Bitcoin recorded 5 consecutive green monthly candles, which has had some investors believe that the bull rally has begun, as the same was observed during the rally of 2017. Bitcoin hit a ceiling on June 26 and has been on a correction since then. However, it has resumed the rally to break through this point and is now on its way to its all-time high, which is only 33% away.

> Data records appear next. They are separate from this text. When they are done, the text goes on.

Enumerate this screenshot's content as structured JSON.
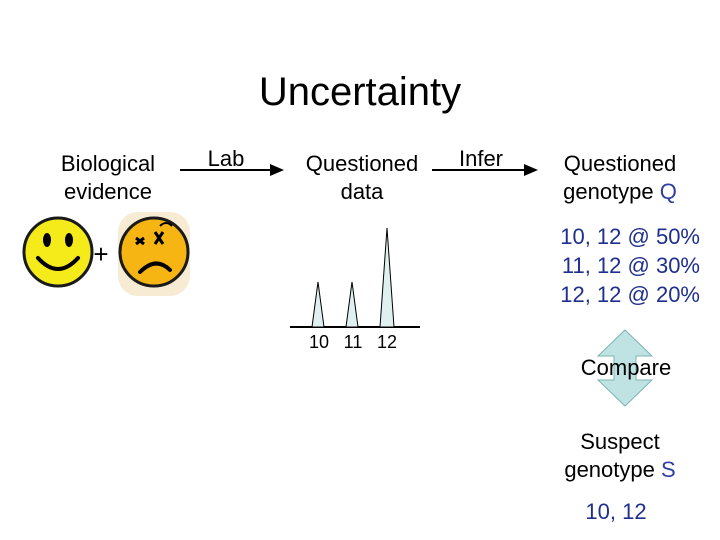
{
  "title": "Uncertainty",
  "biological_evidence": [
    "Biological",
    "evidence"
  ],
  "lab_label": "Lab",
  "questioned_data": [
    "Questioned",
    "data"
  ],
  "infer_label": "Infer",
  "questioned_genotype": {
    "line1": "Questioned",
    "line2_text": "genotype ",
    "line2_letter": "Q"
  },
  "genotype_probs": [
    "10, 12 @ 50%",
    "11, 12 @ 30%",
    "12, 12 @ 20%"
  ],
  "plus_sign": "+",
  "peak_labels": [
    "10",
    "11",
    "12"
  ],
  "compare_label": "Compare",
  "suspect_genotype": {
    "line1": "Suspect",
    "line2_text": "genotype ",
    "line2_letter": "S"
  },
  "suspect_value": "10, 12",
  "colors": {
    "arrow": "#000000",
    "peak_fill": "#dff0f0",
    "compare_arrow_fill": "#bfe3e3",
    "smiley_yellow": "#f5ea1a",
    "text_blue": "#1f2f8f"
  },
  "icons": [
    "happy-face-icon",
    "sad-face-icon"
  ]
}
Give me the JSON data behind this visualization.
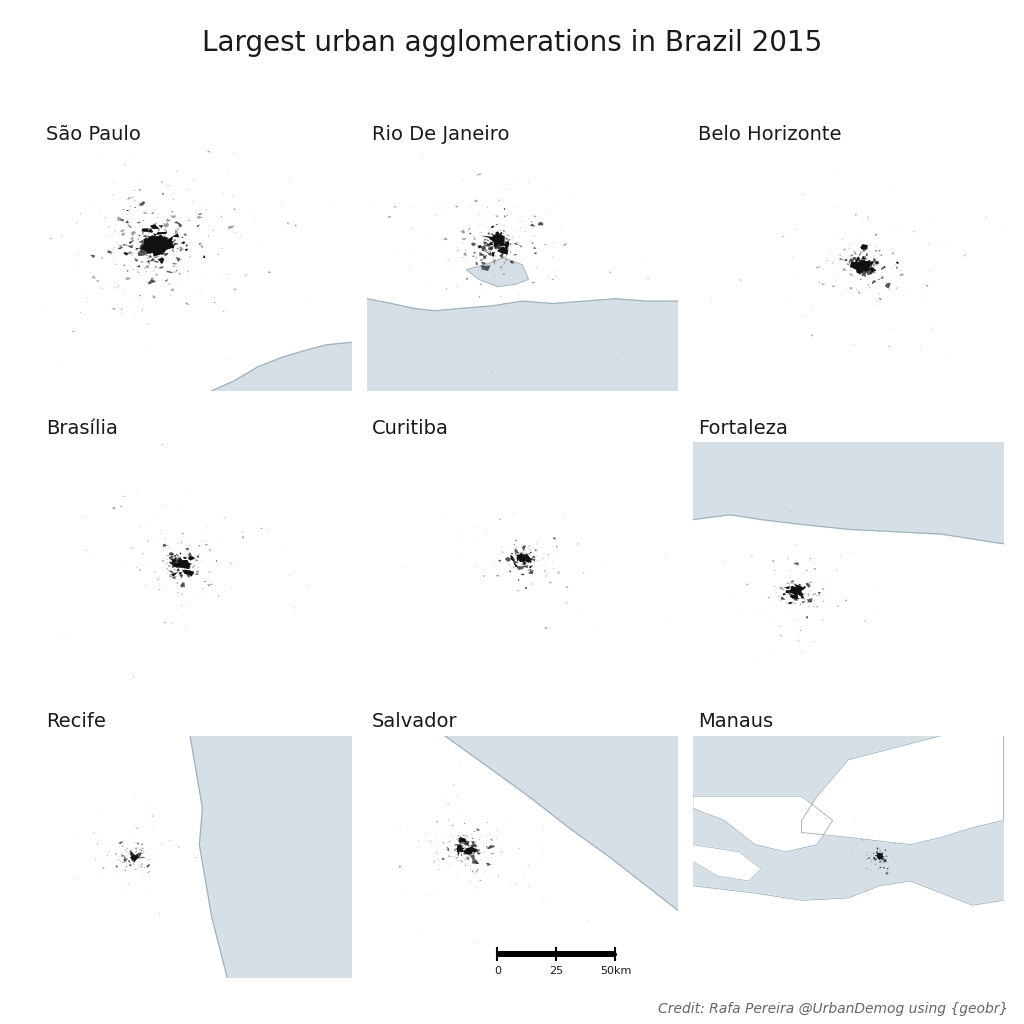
{
  "title": "Largest urban agglomerations in Brazil 2015",
  "cities": [
    "São Paulo",
    "Rio De Janeiro",
    "Belo Horizonte",
    "Brasília",
    "Curitiba",
    "Fortaleza",
    "Recife",
    "Salvador",
    "Manaus"
  ],
  "background_color": "#ffffff",
  "water_color": "#d6dfe6",
  "urban_dark": "#111111",
  "urban_mid": "#444444",
  "urban_light": "#777777",
  "coast_line_color": "#9ab0bc",
  "credit_text": "Credit: Rafa Pereira @UrbanDemog using {geobr}",
  "title_fontsize": 20,
  "label_fontsize": 14,
  "credit_fontsize": 10
}
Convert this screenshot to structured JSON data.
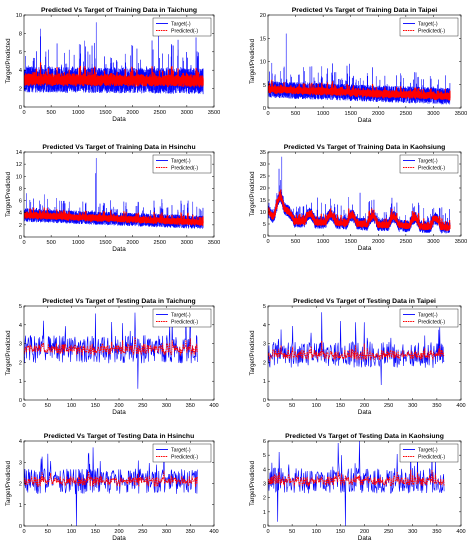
{
  "figure": {
    "background": "#ffffff"
  },
  "series_styles": {
    "target_color": "#0000ff",
    "predicted_color": "#ff0000"
  },
  "chart_data": [
    {
      "type": "line",
      "title": "Predicted Vs Target of Training Data in Taichung",
      "xlabel": "Data",
      "ylabel": "Target/Predicted",
      "xlim": [
        0,
        3500
      ],
      "ylim": [
        0,
        10
      ],
      "xticks": [
        0,
        500,
        1000,
        1500,
        2000,
        2500,
        3000,
        3500
      ],
      "yticks": [
        0,
        2,
        4,
        6,
        8,
        10
      ],
      "n_points": 3300,
      "base": 3.0,
      "trend": -0.2,
      "noise": 1.4,
      "spikes": [
        {
          "x": 1330,
          "y": 9.2
        },
        {
          "x": 300,
          "y": 8.5
        },
        {
          "x": 2480,
          "y": 8.2
        }
      ],
      "pred_scale": 0.35,
      "series": [
        {
          "name": "Target(-)"
        },
        {
          "name": "Predicted(-)"
        }
      ],
      "legend": "top-right",
      "grid": false
    },
    {
      "type": "line",
      "title": "Predicted Vs Target of Training Data in Taipei",
      "xlabel": "Data",
      "ylabel": "Target/Predicted",
      "xlim": [
        0,
        3500
      ],
      "ylim": [
        0,
        20
      ],
      "xticks": [
        0,
        500,
        1000,
        1500,
        2000,
        2500,
        3000,
        3500
      ],
      "yticks": [
        0,
        5,
        10,
        15,
        20
      ],
      "n_points": 3300,
      "base": 4.0,
      "trend": -1.5,
      "noise": 1.8,
      "spikes": [
        {
          "x": 330,
          "y": 16
        },
        {
          "x": 1480,
          "y": 9.5
        },
        {
          "x": 1800,
          "y": 7.5
        }
      ],
      "pred_scale": 0.35,
      "series": [
        {
          "name": "Target(-)"
        },
        {
          "name": "Predicted(-)"
        }
      ],
      "legend": "top-right",
      "grid": false
    },
    {
      "type": "line",
      "title": "Predicted Vs Target of Training Data in Hsinchu",
      "xlabel": "Data",
      "ylabel": "Target/Predicted",
      "xlim": [
        0,
        3500
      ],
      "ylim": [
        0,
        14
      ],
      "xticks": [
        0,
        500,
        1000,
        1500,
        2000,
        2500,
        3000,
        3500
      ],
      "yticks": [
        0,
        2,
        4,
        6,
        8,
        10,
        12,
        14
      ],
      "n_points": 3300,
      "base": 3.6,
      "trend": -1.2,
      "noise": 1.1,
      "spikes": [
        {
          "x": 1330,
          "y": 13
        },
        {
          "x": 1320,
          "y": 10.5
        },
        {
          "x": 50,
          "y": 7.2
        }
      ],
      "pred_scale": 0.4,
      "series": [
        {
          "name": "Target(-)"
        },
        {
          "name": "Predicted(-)"
        }
      ],
      "legend": "top-right",
      "grid": false
    },
    {
      "type": "line",
      "title": "Predicted Vs Target of Training Data in Kaohsiung",
      "xlabel": "Data",
      "ylabel": "Target/Predicted",
      "xlim": [
        0,
        3500
      ],
      "ylim": [
        0,
        35
      ],
      "xticks": [
        0,
        500,
        1000,
        1500,
        2000,
        2500,
        3000,
        3500
      ],
      "yticks": [
        0,
        5,
        10,
        15,
        20,
        25,
        30,
        35
      ],
      "n_points": 3300,
      "base": 6.5,
      "trend": -3.0,
      "noise": 2.6,
      "seasonal": 3.5,
      "period": 380,
      "peak": 10,
      "spikes": [
        {
          "x": 250,
          "y": 33
        },
        {
          "x": 200,
          "y": 28
        },
        {
          "x": 1670,
          "y": 18
        },
        {
          "x": 900,
          "y": 16
        }
      ],
      "pred_scale": 0.45,
      "series": [
        {
          "name": "Target(-)"
        },
        {
          "name": "Predicted(-)"
        }
      ],
      "legend": "top-right",
      "grid": false
    },
    {
      "type": "line",
      "title": "Predicted Vs Target of Testing Data in Taichung",
      "xlabel": "Data",
      "ylabel": "Target/Predicted",
      "xlim": [
        0,
        400
      ],
      "ylim": [
        0,
        5
      ],
      "xticks": [
        0,
        50,
        100,
        150,
        200,
        250,
        300,
        350,
        400
      ],
      "yticks": [
        0,
        1,
        2,
        3,
        4,
        5
      ],
      "n_points": 365,
      "base": 2.7,
      "trend": 0,
      "noise": 0.75,
      "spikes": [
        {
          "x": 240,
          "y": 4.9
        },
        {
          "x": 240,
          "y": 0.6
        },
        {
          "x": 150,
          "y": 4.6
        }
      ],
      "pred_scale": 0.3,
      "series": [
        {
          "name": "Target(-)"
        },
        {
          "name": "Predicted(-)"
        }
      ],
      "legend": "top-right",
      "grid": false
    },
    {
      "type": "line",
      "title": "Predicted Vs Target of Testing Data in Taipei",
      "xlabel": "Data",
      "ylabel": "Target/Predicted",
      "xlim": [
        0,
        400
      ],
      "ylim": [
        0,
        5
      ],
      "xticks": [
        0,
        50,
        100,
        150,
        200,
        250,
        300,
        350,
        400
      ],
      "yticks": [
        0,
        1,
        2,
        3,
        4,
        5
      ],
      "n_points": 365,
      "base": 2.4,
      "trend": 0,
      "noise": 0.7,
      "spikes": [
        {
          "x": 150,
          "y": 4.2
        },
        {
          "x": 235,
          "y": 0.8
        }
      ],
      "pred_scale": 0.3,
      "series": [
        {
          "name": "Target(-)"
        },
        {
          "name": "Predicted(-)"
        }
      ],
      "legend": "top-right",
      "grid": false
    },
    {
      "type": "line",
      "title": "Predicted Vs Target of Testing Data in Hsinchu",
      "xlabel": "Data",
      "ylabel": "Target/Predicted",
      "xlim": [
        0,
        400
      ],
      "ylim": [
        0,
        4
      ],
      "xticks": [
        0,
        50,
        100,
        150,
        200,
        250,
        300,
        350,
        400
      ],
      "yticks": [
        0,
        1,
        2,
        3,
        4
      ],
      "n_points": 365,
      "base": 2.1,
      "trend": 0,
      "noise": 0.6,
      "spikes": [
        {
          "x": 110,
          "y": 0
        },
        {
          "x": 145,
          "y": 3.7
        },
        {
          "x": 50,
          "y": 3.4
        }
      ],
      "pred_scale": 0.3,
      "series": [
        {
          "name": "Target(-)"
        },
        {
          "name": "Predicted(-)"
        }
      ],
      "legend": "top-right",
      "grid": false
    },
    {
      "type": "line",
      "title": "Predicted Vs Target of Testing Data in Kaohsiung",
      "xlabel": "Data",
      "ylabel": "Target/Predicted",
      "xlim": [
        0,
        400
      ],
      "ylim": [
        0,
        6
      ],
      "xticks": [
        0,
        50,
        100,
        150,
        200,
        250,
        300,
        350,
        400
      ],
      "yticks": [
        0,
        1,
        2,
        3,
        4,
        5,
        6
      ],
      "n_points": 365,
      "base": 3.2,
      "trend": 0,
      "noise": 0.9,
      "spikes": [
        {
          "x": 190,
          "y": 6
        },
        {
          "x": 160,
          "y": 0
        },
        {
          "x": 20,
          "y": 0.3
        }
      ],
      "pred_scale": 0.3,
      "series": [
        {
          "name": "Target(-)"
        },
        {
          "name": "Predicted(-)"
        }
      ],
      "legend": "top-right",
      "grid": false
    }
  ]
}
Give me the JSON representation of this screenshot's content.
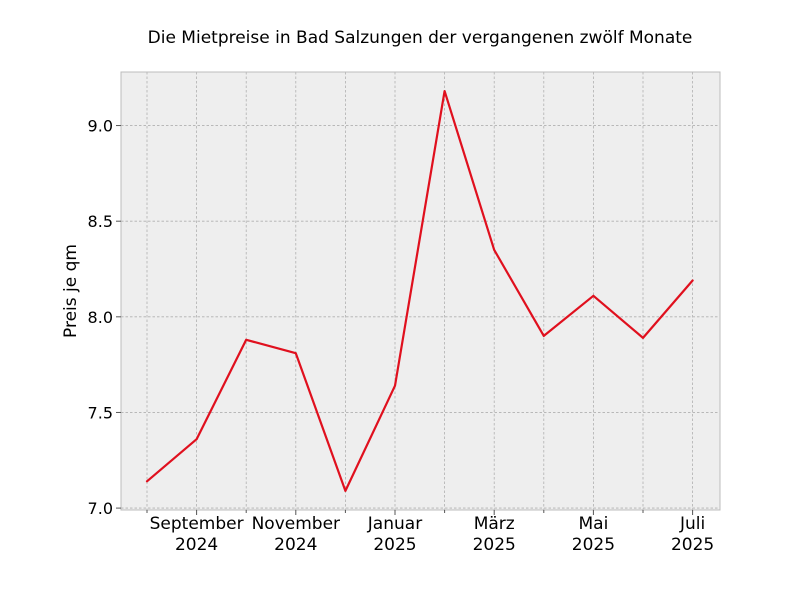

Fundstrat’s Thomas Lee explained how Bitcoin and other digital currencies from FAANG companies are here to stay in a CNBC power lunch session, while adding the fact that Bitcoin’s macro-view has turned positive due to the Fed’s interest rates and the trade war between the United States and China. Lee said,
“There’s a macro argument to own some Bitcoin; if you owned 2% Bitcoin this year it would have added 400 basis points to your performance, I mean that’s Caviar to hedge funds.”
Lee added that Bitcoin was a “macro story” and explained,
“I think people are responding to the idea that if you have a little insurance it is great and the fact that Facebook and likely other FAANG companies are going to create their own digital currencies, is really validating the idea that digital money is here to stay.”
Bitcoin was created as an alternative to fiat and to escape the clutches of a third party and regulators. Although the same has not been achieved completely, Bitcoin has turned into a store of value through its journey. Retailers and institutions have been using it as a hedge against macro-political and financial events.
Additionally, Lee said that new highs were “imminent” and that,
“So many positive factors supporting higher $BTC and macro factors, #MMT and global central bank easing is a tailwind.
If past instances of Level 10 FOMO (3% of price history), #bitcoin easily surpasses $20k all-time. #BTD”
A Twitter user, @1evaluator, commented,
“All guess work ,these so called e perts ,change their Twitter opinions as bitcoin moves up or down ,none have a clue,just dollar cost average if you believe in bitcoin and forget about it”
Another Twitter user, @detran, added,
“It’s a way to get around USA world dominance and leverage over global finance and its application ie sanctions.”